JESS’S TOP TECHNICAL TIPS
1) Do you use your phone as well as your camera? If so how do you use them differently?
“I never leave the house without my compact Canon M3 DSLR and crummy old Samsung phone, permanently set to camera mode. I tend to use my phone for those quick shots where timing is everything (in my case usually an old car going past) and the camera for more structured shots where picture quality is important. I also have my ‘Big Camera’, i.e. my Canon 5D, which I use when specific shots are required for clients.”
2) Do you alter the images at all for use on Instagram?
“There are three things I always do before any of my photos make it to Instagram: run them through the auto-straighten feature on the Snapseed app, to tidy up any wonky horizons; crop out any unnecessary bits, again through Snapseed; use one of two filters from the brilliant ‘A Color Story’ app. My filters of choice just lighten the photo and enhance the colours to how I like them so that my Instagram grid always looks cohesive.”
3) Hashtags are an important part of Instagram: how do you choose the ones you use and are there specific ones you like to use?
“I have a list of my favourite hashtags saved in the Notes function on my phone (for ultimate Instageekery, they’re also saved into different categories such as ‘Doors’, ‘Cars’ and ‘Colour’). These are all either hashtags which have worked previously and continue to work for me and my style or hashtags which I’m just using for now but may drop in future (e.g. seasonal tags). It’s good to mix them up a bit and find new ones from time to time. Helps you find great new accounts to follow too.”
4) What’s your top photographic tip for people who take photos using their phones and uploading direct to Instagram?
“Turn your gridlines on in your camera settings. Helps you to align your shot perfectly and avoids too many of those wonky horizons!”
5) What advice would you give aspiring photographers looking to grow their online profile?
1) “Look up the local Igers (Instagrammers) network for your area such as Igers Bristol. We host regular free photowalks or ‘Instameets’ where lots of like-minded photographers get together and provide support and fresh inspiration!”
2) “Find a hashtag which relates to your style of work, e.g. I like #candyminimal, or even the hashtag for your area, e.g. #Bristol. Like and leave nice comments on photos that you like and others might do the same to you. This helps build followers.”
3) “Come to one of my Instagram workshops!”
Jess is following…
@valuablecontent (aka @sonjajefferson and @sjtanton): “Two clever, brilliant fellow Bristol Media members who are at the top of the content marketing consultancy game and also happen to be mothers. I’m also lucky enough to have them as my neighbours and my career took a big turn for the better when I took their advice over pastries at Sharon’s kitchen table one morning last year. They’re like my business fairy godmothers.”
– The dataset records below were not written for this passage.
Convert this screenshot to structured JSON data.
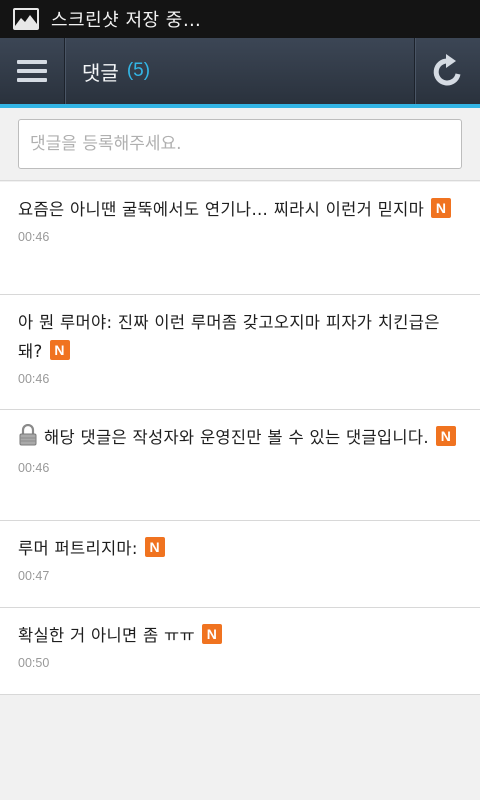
{
  "status_bar": {
    "icon": "image-icon",
    "text": "스크린샷 저장 중…"
  },
  "app_bar": {
    "title": "댓글",
    "count": "(5)",
    "menu_icon": "menu-icon",
    "refresh_icon": "refresh-icon"
  },
  "colors": {
    "accent": "#33b5e5",
    "badge": "#f07320",
    "appbar": "#2f3843"
  },
  "input": {
    "placeholder": "댓글을 등록해주세요."
  },
  "comments": [
    {
      "text": "요즘은 아니땐 굴뚝에서도 연기나… 찌라시 이런거 믿지마",
      "badge": "N",
      "time": "00:46",
      "locked": false
    },
    {
      "text": "아 뭔 루머야: 진짜 이런 루머좀 갖고오지마 피자가 치킨급은 돼?",
      "badge": "N",
      "time": "00:46",
      "locked": false
    },
    {
      "text": "해당 댓글은 작성자와 운영진만 볼 수 있는 댓글입니다.",
      "badge": "N",
      "time": "00:46",
      "locked": true
    },
    {
      "text": "루머 퍼트리지마:",
      "badge": "N",
      "time": "00:47",
      "locked": false
    },
    {
      "text": "확실한 거 아니면 좀 ㅠㅠ",
      "badge": "N",
      "time": "00:50",
      "locked": false
    }
  ]
}
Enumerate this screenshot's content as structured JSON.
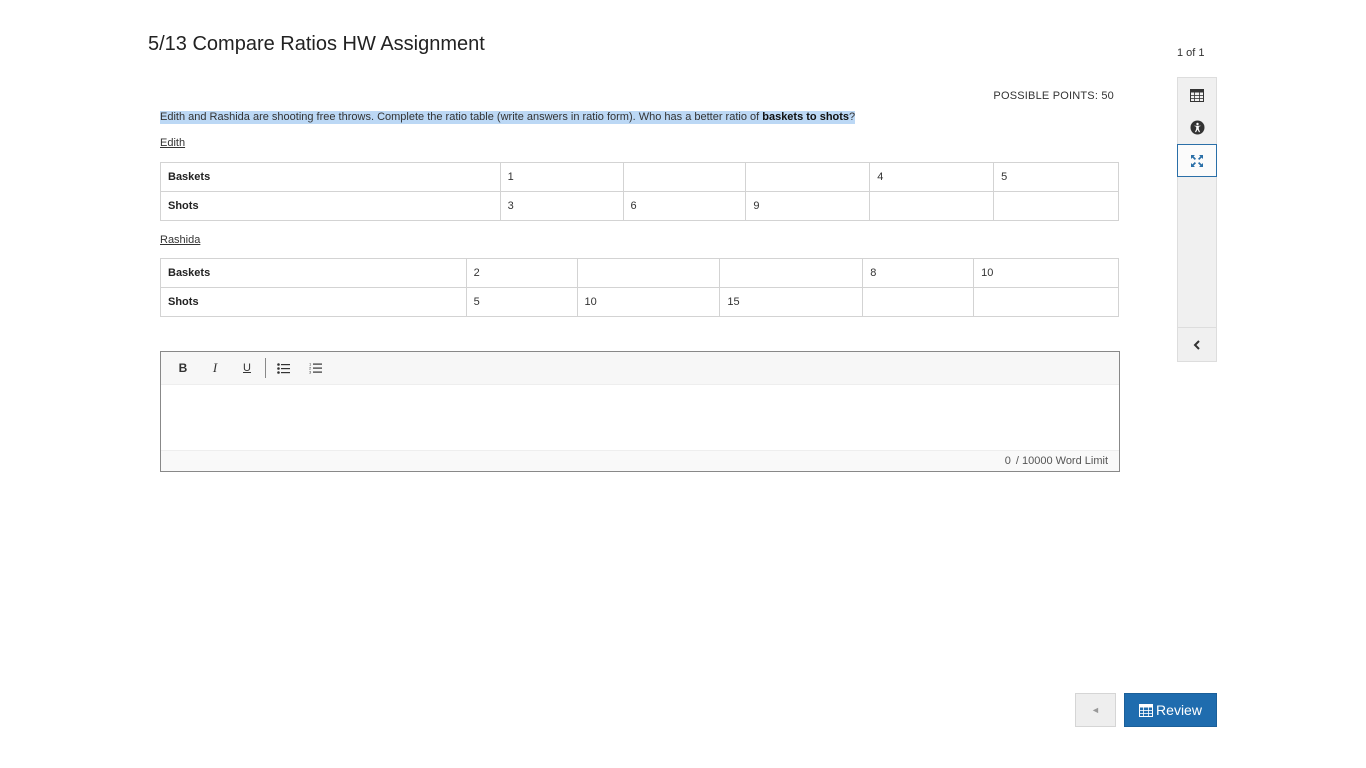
{
  "assignment": {
    "title": "5/13 Compare Ratios HW Assignment",
    "page_count": "1 of 1"
  },
  "question": {
    "points_label": "POSSIBLE POINTS: 50",
    "text_before": "Edith and Rashida are shooting free throws. Complete the ratio table (write answers in ratio form). Who has a better ratio of ",
    "text_bold": "baskets to shots",
    "text_after": "?"
  },
  "tables": [
    {
      "name": "Edith",
      "rows": [
        {
          "header": "Baskets",
          "cells": [
            "1",
            "",
            "",
            "4",
            "5"
          ]
        },
        {
          "header": "Shots",
          "cells": [
            "3",
            "6",
            "9",
            "",
            ""
          ]
        }
      ]
    },
    {
      "name": "Rashida",
      "rows": [
        {
          "header": "Baskets",
          "cells": [
            "2",
            "",
            "",
            "8",
            "10"
          ]
        },
        {
          "header": "Shots",
          "cells": [
            "5",
            "10",
            "15",
            "",
            ""
          ]
        }
      ]
    }
  ],
  "editor": {
    "toolbar": {
      "bold": "B",
      "italic": "I",
      "underline": "U"
    },
    "word_count": "0",
    "word_limit": "/ 10000 Word Limit"
  },
  "sidebar": {
    "icons": [
      "calendar-icon",
      "accessibility-icon",
      "fullscreen-icon",
      "chevron-left-icon"
    ]
  },
  "navigation": {
    "prev_label": "◄",
    "review_label": "Review"
  },
  "colors": {
    "primary": "#1f6cae",
    "highlight": "#bcd8f5",
    "active_border": "#2a6fa8"
  }
}
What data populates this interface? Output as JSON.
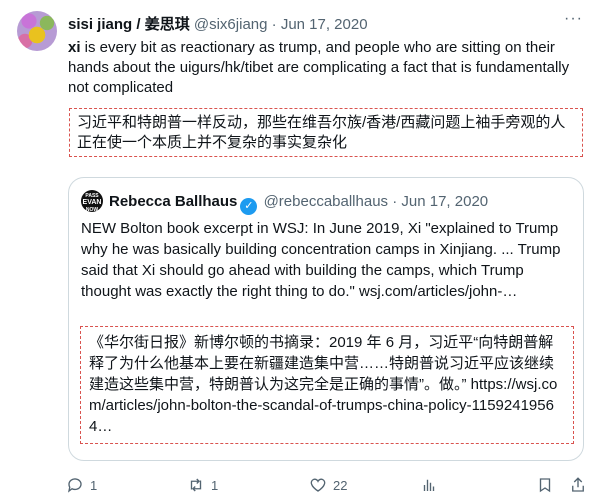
{
  "tweet": {
    "author_name": "sisi jiang / 姜思琪",
    "author_handle": "@six6jiang",
    "separator": "·",
    "date": "Jun 17, 2020",
    "more_label": "···",
    "text_bold": "xi",
    "text_rest": " is every bit as reactionary as trump, and people who are sitting on their hands about the uigurs/hk/tibet are complicating a fact that is fundamentally not complicated",
    "translation": "习近平和特朗普一样反动，那些在维吾尔族/香港/西藏问题上袖手旁观的人正在使一个本质上并不复杂的事实复杂化"
  },
  "quoted": {
    "avatar_text_top": "PASS",
    "avatar_text_mid": "EVAN",
    "avatar_text_bottom": "NOW",
    "author_name": "Rebecca Ballhaus",
    "verified_mark": "✓",
    "author_handle": "@rebeccaballhaus",
    "separator": "·",
    "date": "Jun 17, 2020",
    "text": "NEW Bolton book excerpt in WSJ: In June 2019, Xi \"explained to Trump why he was basically building concentration camps in Xinjiang. ... Trump said that Xi should go ahead with building the camps, which Trump thought was exactly the right thing to do.\" wsj.com/articles/john-…",
    "translation": "《华尔街日报》新博尔顿的书摘录：2019 年 6 月，习近平“向特朗普解释了为什么他基本上要在新疆建造集中营……特朗普说习近平应该继续建造这些集中营，特朗普认为这完全是正确的事情”。做。” https://wsj.com/articles/john-bolton-the-scandal-of-trumps-china-policy-11592419564…"
  },
  "actions": {
    "reply_count": "1",
    "retweet_count": "1",
    "like_count": "22"
  },
  "colors": {
    "text": "#0f1419",
    "muted": "#536471",
    "border": "#cfd9de",
    "dashed_box": "#d9534f",
    "verified": "#1d9bf0"
  }
}
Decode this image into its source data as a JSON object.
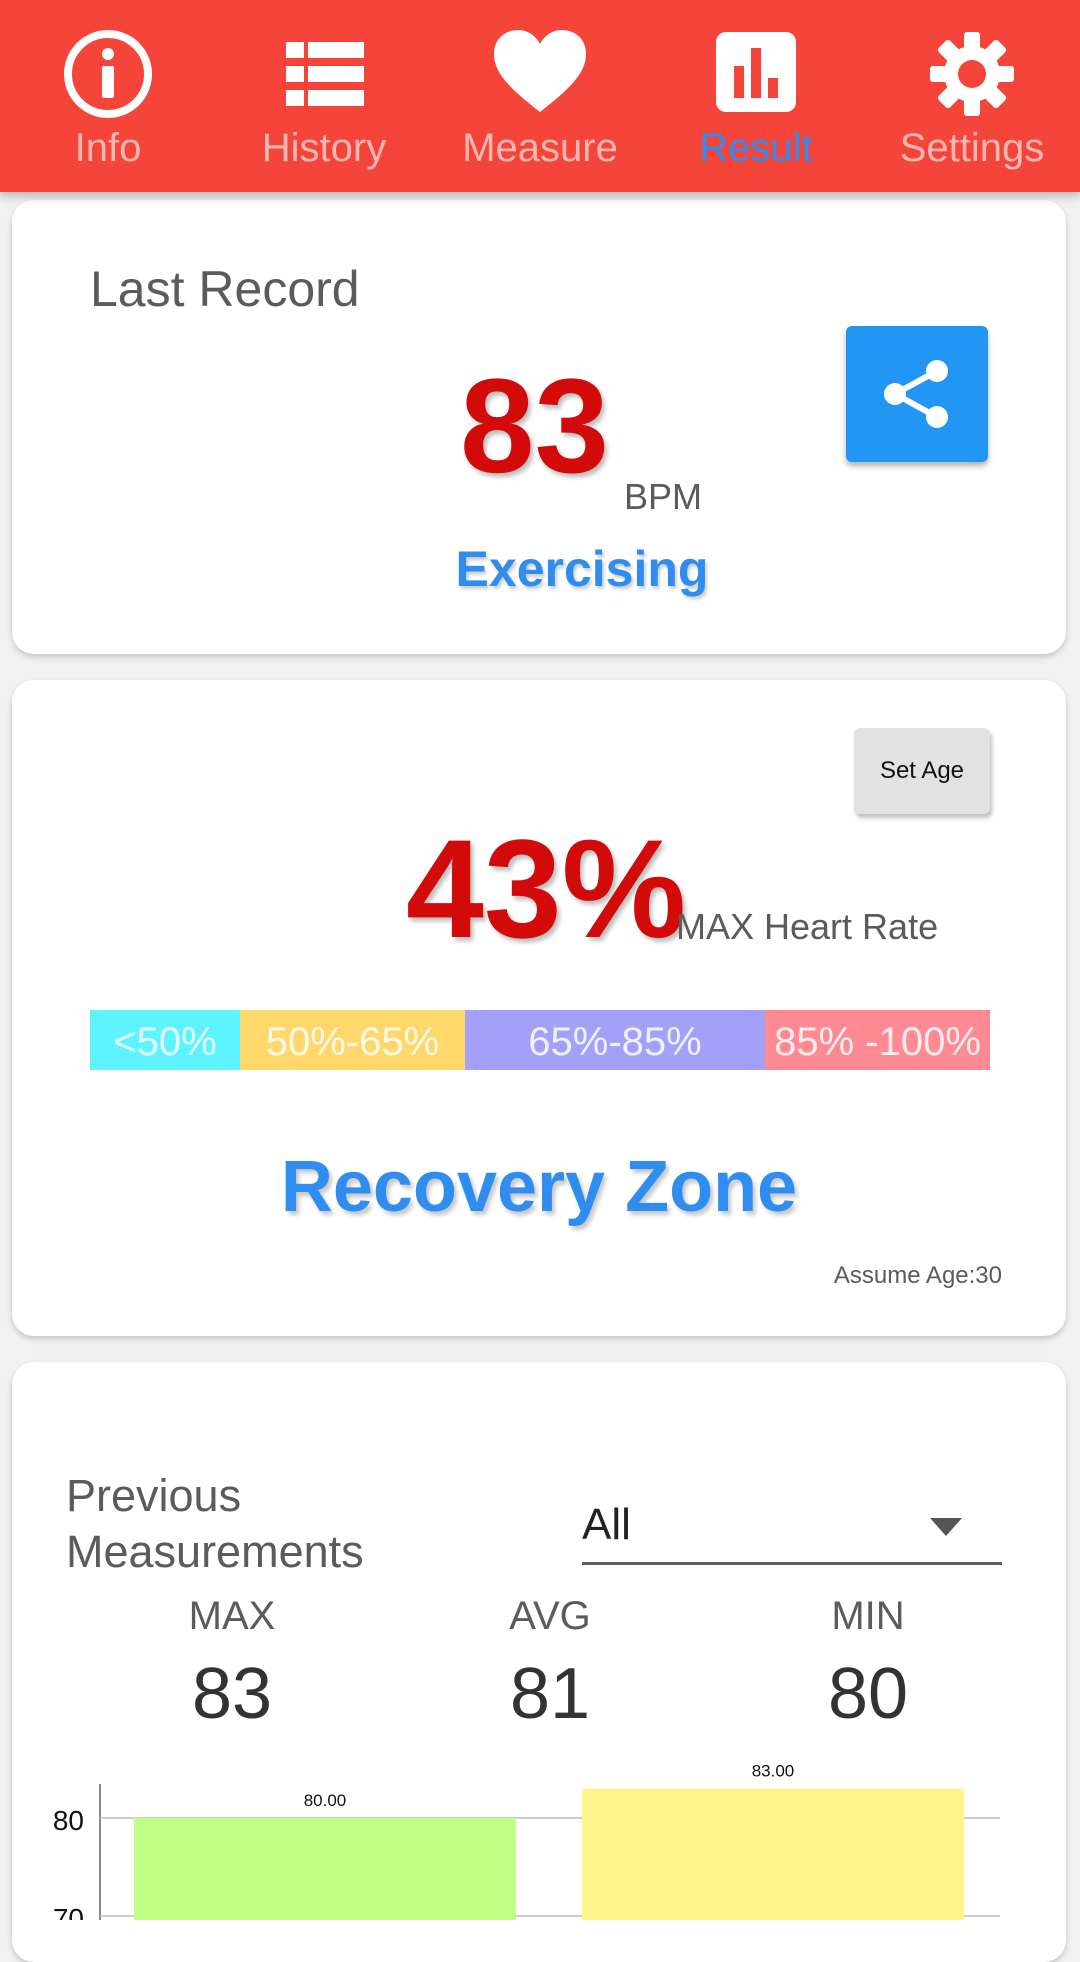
{
  "nav": {
    "tabs": [
      {
        "label": "Info",
        "icon": "info-icon",
        "active": false
      },
      {
        "label": "History",
        "icon": "list-icon",
        "active": false
      },
      {
        "label": "Measure",
        "icon": "heart-icon",
        "active": false
      },
      {
        "label": "Result",
        "icon": "bar-chart-icon",
        "active": true
      },
      {
        "label": "Settings",
        "icon": "gear-icon",
        "active": false
      }
    ]
  },
  "last_record": {
    "title": "Last Record",
    "bpm": "83",
    "unit": "BPM",
    "state": "Exercising",
    "share_icon": "share-icon"
  },
  "heart_rate": {
    "set_age_label": "Set Age",
    "percent": "43%",
    "percent_label": "MAX Heart Rate",
    "zones": [
      {
        "label": "<50%",
        "color": "#5ef4ff"
      },
      {
        "label": "50%-65%",
        "color": "#ffd76b"
      },
      {
        "label": "65%-85%",
        "color": "#a3a0f7"
      },
      {
        "label": "85% -100%",
        "color": "#ff8a94"
      }
    ],
    "zone_name": "Recovery Zone",
    "assume_age": "Assume Age:30"
  },
  "previous": {
    "title": "Previous Measurements",
    "filter_value": "All",
    "stats": [
      {
        "label": "MAX",
        "value": "83"
      },
      {
        "label": "AVG",
        "value": "81"
      },
      {
        "label": "MIN",
        "value": "80"
      }
    ]
  },
  "chart_data": {
    "type": "bar",
    "categories": [
      "",
      ""
    ],
    "values": [
      80,
      83
    ],
    "data_labels": [
      "80.00",
      "83.00"
    ],
    "colors": [
      "#bfff86",
      "#fff58c"
    ],
    "y_ticks": [
      80,
      70
    ],
    "ylim": [
      70,
      84
    ],
    "grid": true
  }
}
@dollyland: “’Dolly is Sharon, a mum of five who lives in Clovelly, Devon. We became friends through Instagram via our love of the sea and met just before Sharon became social media manager for @2minutebeachclean, a +20k strong community of barefoot warriors taking two minutes out of their day to keep our beaches clean of rubbish. My family and I now never leave a beach or riverside without having a quick litter-pick first and that’s largely down to Sharon.”
Sara Venn, aka @saralimback: “I’m ridiculously proud to call Sara my friend. She runs @ediblebristol, a branch of the Incredible Edible movement, launched to make Bristol the UK’s first edible city. In most areas of Bristol you’ll now come across an edible garden planted by Sara and her team. She’s also mum to one daughter like me and gives the best hugs.